You're the one that brought up Valve selling at a loss because you think anything under $800 would be selling at a loss. I'm telling you it is not.
I never said $800 would be selling at a loss, in fact I said that there's a good possibility that they can sell it cheaper than 800 and still make a profit because they buy things in bulk. You were the first one who even mentioned it being profitable for them selling at a loss:
Which is completely false, if they sold at a loss by definition they would lose money on each sale, and because it's an open platform people would just buy the cheap hardware to be used for any project which would make Valve bleed money like Sony did with their PS3 until they closed the system.
You're quoting someone else.
Regardless, this is a thread about whether Valve could still make money selling at a loss, you stepped into it claiming they couldn't compete in price/performance, which implies that they couldn't compete even selling at a loss (since that was the central point of the discussion)

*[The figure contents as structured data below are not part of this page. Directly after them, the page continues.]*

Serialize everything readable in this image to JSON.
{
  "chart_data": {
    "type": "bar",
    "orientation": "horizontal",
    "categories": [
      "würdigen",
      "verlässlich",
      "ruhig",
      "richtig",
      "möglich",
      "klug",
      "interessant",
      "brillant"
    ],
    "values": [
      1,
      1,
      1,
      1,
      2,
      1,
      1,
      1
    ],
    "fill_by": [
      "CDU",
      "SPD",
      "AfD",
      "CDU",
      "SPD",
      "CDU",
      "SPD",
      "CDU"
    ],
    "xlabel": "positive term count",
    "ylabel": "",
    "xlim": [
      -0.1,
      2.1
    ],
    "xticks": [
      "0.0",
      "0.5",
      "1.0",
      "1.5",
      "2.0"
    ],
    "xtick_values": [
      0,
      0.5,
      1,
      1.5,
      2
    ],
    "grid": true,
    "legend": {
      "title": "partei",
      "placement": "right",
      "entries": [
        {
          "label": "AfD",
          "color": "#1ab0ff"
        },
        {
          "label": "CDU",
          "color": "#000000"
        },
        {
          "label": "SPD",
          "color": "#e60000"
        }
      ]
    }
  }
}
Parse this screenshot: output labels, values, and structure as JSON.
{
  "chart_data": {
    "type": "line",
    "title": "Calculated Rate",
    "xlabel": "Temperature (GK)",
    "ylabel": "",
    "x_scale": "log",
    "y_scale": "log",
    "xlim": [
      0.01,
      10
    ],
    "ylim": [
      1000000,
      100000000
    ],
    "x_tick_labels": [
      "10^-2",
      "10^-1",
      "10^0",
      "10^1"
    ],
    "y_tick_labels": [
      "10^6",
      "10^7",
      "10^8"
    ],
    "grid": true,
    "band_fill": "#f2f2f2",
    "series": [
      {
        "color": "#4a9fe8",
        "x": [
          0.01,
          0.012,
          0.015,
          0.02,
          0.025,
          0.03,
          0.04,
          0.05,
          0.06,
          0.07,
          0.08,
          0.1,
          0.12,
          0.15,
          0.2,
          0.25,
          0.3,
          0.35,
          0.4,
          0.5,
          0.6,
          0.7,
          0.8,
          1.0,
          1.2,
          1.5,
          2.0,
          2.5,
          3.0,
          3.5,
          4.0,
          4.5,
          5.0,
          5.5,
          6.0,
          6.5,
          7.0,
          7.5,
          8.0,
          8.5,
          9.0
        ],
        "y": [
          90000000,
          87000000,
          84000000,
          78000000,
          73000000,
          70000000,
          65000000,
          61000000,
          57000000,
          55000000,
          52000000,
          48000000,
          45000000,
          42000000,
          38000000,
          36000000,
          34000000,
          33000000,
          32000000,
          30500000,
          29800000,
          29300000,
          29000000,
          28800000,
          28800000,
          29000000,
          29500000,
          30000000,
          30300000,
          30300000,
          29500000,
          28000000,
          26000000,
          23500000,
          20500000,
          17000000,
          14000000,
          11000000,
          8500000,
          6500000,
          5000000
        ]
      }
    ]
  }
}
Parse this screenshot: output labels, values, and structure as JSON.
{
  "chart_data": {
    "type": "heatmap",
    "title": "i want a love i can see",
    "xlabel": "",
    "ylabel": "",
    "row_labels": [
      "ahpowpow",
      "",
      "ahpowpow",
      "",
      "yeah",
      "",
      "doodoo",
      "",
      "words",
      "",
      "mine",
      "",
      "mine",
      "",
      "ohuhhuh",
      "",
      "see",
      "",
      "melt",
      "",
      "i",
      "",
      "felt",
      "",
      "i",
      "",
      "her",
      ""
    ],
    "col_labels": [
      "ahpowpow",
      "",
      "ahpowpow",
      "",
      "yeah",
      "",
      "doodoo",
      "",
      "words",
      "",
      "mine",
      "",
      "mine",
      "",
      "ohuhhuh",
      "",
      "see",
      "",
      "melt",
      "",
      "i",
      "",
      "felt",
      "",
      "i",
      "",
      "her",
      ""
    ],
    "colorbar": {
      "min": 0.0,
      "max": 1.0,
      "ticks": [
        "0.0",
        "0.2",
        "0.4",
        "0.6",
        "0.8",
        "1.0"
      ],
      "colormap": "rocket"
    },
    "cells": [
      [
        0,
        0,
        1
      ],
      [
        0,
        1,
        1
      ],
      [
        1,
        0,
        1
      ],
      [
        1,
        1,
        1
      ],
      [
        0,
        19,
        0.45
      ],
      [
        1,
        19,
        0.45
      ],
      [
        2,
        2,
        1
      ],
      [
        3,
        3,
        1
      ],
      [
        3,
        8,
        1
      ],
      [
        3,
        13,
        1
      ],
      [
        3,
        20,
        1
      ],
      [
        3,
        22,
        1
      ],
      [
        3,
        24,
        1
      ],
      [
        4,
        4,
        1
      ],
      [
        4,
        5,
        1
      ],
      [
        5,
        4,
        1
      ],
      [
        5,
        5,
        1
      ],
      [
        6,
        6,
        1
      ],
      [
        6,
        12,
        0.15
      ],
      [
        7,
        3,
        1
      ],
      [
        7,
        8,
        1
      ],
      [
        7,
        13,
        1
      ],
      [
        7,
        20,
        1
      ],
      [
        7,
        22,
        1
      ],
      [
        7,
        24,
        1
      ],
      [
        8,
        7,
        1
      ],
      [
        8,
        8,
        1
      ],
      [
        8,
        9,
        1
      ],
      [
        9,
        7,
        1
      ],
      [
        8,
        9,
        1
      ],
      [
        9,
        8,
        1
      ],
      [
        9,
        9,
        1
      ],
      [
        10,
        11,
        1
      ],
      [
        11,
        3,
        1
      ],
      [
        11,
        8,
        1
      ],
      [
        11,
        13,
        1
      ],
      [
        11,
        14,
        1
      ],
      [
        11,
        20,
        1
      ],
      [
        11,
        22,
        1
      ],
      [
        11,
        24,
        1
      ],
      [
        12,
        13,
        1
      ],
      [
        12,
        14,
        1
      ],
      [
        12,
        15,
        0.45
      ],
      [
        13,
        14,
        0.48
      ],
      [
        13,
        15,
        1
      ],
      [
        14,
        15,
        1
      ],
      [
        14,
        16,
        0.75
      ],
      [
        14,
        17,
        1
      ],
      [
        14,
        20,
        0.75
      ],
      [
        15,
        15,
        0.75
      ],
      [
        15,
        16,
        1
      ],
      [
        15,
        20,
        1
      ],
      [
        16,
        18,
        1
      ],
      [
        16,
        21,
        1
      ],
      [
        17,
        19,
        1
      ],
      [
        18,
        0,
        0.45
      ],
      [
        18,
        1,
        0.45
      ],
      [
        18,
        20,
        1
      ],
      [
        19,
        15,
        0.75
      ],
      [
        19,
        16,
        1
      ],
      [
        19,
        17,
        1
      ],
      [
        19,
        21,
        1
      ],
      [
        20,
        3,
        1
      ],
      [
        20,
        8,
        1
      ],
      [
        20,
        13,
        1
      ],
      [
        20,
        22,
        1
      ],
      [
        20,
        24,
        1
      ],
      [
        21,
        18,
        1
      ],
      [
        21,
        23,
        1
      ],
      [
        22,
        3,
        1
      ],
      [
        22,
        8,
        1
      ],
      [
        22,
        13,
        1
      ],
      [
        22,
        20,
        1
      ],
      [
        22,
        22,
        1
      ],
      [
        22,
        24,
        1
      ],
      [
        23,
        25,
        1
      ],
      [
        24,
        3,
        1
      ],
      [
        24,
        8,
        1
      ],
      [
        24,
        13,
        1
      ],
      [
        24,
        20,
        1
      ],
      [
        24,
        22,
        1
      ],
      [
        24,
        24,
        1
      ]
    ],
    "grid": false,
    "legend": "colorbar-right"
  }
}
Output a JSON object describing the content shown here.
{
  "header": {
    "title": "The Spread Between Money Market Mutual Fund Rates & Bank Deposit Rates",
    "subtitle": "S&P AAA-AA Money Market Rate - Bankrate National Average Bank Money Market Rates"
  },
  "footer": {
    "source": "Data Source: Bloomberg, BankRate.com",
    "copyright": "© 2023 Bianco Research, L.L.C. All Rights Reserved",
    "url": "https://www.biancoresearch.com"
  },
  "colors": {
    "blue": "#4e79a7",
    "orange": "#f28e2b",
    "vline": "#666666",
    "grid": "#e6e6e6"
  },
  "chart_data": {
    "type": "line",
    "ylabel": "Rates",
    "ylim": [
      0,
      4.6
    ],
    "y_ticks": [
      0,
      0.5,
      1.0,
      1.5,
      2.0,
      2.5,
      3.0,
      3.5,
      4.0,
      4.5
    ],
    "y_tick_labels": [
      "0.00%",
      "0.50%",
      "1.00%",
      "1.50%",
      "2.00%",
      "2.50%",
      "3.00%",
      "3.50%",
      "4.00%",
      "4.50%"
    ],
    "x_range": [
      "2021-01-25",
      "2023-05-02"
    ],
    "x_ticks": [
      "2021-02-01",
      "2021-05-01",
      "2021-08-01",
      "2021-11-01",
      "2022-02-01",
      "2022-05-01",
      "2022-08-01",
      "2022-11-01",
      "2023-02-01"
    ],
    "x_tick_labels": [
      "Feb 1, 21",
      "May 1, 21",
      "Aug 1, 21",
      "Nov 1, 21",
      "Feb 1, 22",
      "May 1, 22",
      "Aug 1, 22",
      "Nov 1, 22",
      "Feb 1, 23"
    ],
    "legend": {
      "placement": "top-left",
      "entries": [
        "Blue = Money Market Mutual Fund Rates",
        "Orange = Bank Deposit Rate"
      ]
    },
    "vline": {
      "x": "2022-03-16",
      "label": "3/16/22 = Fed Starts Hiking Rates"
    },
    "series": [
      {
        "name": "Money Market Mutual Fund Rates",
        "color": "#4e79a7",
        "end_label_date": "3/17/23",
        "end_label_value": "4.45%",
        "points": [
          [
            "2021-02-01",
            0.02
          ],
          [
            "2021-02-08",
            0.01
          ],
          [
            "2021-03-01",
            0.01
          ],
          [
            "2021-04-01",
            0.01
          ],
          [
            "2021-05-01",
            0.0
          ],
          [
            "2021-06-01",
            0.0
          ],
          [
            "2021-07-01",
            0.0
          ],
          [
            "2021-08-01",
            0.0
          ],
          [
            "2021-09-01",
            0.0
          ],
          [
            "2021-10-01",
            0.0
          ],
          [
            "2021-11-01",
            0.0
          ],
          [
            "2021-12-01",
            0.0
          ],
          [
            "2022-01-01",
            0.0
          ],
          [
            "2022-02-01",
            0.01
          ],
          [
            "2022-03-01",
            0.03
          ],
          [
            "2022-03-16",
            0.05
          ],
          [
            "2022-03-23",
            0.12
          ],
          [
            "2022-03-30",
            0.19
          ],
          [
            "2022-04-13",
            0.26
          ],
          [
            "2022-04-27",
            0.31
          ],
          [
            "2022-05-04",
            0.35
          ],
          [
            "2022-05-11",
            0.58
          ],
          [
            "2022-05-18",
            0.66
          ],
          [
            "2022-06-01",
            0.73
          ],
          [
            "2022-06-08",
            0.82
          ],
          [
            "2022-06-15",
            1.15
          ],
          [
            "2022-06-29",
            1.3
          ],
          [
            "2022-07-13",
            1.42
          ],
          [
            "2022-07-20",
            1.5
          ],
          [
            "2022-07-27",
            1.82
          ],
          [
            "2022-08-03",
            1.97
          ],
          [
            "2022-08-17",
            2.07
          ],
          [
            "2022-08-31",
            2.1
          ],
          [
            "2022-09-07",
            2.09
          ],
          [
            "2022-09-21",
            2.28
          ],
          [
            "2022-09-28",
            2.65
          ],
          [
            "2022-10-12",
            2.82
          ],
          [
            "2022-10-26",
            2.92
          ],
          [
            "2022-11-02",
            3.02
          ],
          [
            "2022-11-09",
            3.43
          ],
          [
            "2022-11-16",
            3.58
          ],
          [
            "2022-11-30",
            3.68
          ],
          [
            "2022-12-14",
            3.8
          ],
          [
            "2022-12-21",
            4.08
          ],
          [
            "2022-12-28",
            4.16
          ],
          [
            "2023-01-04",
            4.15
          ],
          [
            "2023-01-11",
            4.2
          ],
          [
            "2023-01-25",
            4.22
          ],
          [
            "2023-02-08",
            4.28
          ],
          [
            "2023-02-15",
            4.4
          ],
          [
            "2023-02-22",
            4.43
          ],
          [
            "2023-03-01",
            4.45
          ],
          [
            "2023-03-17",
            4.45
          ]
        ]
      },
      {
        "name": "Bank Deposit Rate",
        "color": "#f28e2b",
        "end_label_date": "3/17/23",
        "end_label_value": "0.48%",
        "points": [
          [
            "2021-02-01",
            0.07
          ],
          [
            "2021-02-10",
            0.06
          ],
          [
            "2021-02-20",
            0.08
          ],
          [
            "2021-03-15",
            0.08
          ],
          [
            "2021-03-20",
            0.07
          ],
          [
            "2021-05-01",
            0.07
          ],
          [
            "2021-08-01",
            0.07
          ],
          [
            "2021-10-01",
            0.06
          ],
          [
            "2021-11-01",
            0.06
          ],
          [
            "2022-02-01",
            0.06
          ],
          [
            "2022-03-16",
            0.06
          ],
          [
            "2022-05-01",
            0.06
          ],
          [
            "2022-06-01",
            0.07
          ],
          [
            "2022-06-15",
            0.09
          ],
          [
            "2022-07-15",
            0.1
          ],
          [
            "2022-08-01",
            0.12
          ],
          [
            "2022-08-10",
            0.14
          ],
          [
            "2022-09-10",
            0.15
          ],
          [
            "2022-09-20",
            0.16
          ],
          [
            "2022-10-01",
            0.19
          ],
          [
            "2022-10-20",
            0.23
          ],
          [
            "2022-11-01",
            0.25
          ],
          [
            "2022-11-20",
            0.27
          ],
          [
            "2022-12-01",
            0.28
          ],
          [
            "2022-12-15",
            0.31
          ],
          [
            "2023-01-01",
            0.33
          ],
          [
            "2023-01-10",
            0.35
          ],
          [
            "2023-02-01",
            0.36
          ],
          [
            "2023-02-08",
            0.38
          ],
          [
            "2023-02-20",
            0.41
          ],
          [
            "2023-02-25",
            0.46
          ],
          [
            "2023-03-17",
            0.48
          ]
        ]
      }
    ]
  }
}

I wasn't, it was the person I'm replying to, the one I mixed out with you. Sorry for that, thought it was the same person.
I never claimed that.
No, it's a thread about the market differences between the PS3 and the Steam Machine. You're just being so irrational in your obsession with being right that you don't know what you're talking about or with whom.
Nope, the PS3 was just an example of why you can't sell at a loss with an open platform. Selling at a loss was the central point of the discussion, if that flew over your head it's fine, but don't try to make it my fault that you jumped in the middle of a discussion about why Valve can't sell at a loss and said:
Which implies that even with the Steam Machines being sold at a loss a ThinkCenter would have a best price/performance which is just impossible.
This is going in circles and bringing nothing constructive.
Yes, you are definitely bringing nothing constructive with your goalpost moving.